Pierre Manent begs more than he explains:
What to do about our diminished collective capacity is the great political question of Europe. Whether in relation to European unification or to Islam, it is clear that we have nothing pertinent to say if we refrain from making claims about European identity. One way to outline essential characteristics of European political and spiritual life is to contrast them with certain fundamental features of Muslim life.
Running the risk of a somewhat rough stylization, we might say something like the following: Islam throughout its history has largely preserved the form, the impulse, and the consciousness of empire (traits that are found with renewed vigor today), while Western Christianity, though born in an imperial form, and very much subject to great missionary and conquering movements, found its relative stability in a very different arrangement. Islam was never able to abandon the imperial form that Christianity could never assume in a lasting way. Christianity instead found its form in the nation, or in the plurality of nations once called “Christendom,” then “Europe.”
Anyone who reads
the first pope Peter, finds little sense of Christian empire:
But you are a chosen race, a royal priesthood, a holy nation, a people for his own possession, that you may proclaim the excellencies of him who called you out of darkness into his marvelous light.

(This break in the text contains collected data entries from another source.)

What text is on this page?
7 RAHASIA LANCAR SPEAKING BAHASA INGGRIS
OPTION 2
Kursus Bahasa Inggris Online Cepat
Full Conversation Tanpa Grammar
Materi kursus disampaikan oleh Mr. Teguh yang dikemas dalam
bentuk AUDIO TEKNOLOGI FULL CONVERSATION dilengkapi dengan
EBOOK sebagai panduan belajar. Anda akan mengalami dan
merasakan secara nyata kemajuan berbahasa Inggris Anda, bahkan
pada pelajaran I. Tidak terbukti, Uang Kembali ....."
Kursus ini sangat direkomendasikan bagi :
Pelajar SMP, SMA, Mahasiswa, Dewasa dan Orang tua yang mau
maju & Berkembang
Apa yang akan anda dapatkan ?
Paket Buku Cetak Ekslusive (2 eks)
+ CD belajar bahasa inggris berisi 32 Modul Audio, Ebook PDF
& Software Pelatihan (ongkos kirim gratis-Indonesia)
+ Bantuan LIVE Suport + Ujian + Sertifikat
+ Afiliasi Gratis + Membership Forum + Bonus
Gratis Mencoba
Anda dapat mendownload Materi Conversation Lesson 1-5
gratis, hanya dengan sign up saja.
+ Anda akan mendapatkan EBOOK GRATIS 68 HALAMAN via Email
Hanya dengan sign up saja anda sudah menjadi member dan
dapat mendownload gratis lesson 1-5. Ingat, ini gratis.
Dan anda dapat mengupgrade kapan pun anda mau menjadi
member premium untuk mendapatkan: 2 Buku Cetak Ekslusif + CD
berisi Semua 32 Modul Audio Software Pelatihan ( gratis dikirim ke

Once you were not a people, but now you are God’s people; once you had not received mercy, but now you have received mercy.
Beloved, I urge you as sojourners and exiles to abstain from the passions of the flesh, which wage war against your soul. (1 Peter 2:9-11 ESV)
The early church thought of itself more in exile than as part of the establishment. Then came Constantine. Then came empire. Then came establishment. Only with the novos ordo seclorum did Europeans begin to question the fit between Christianity and empire.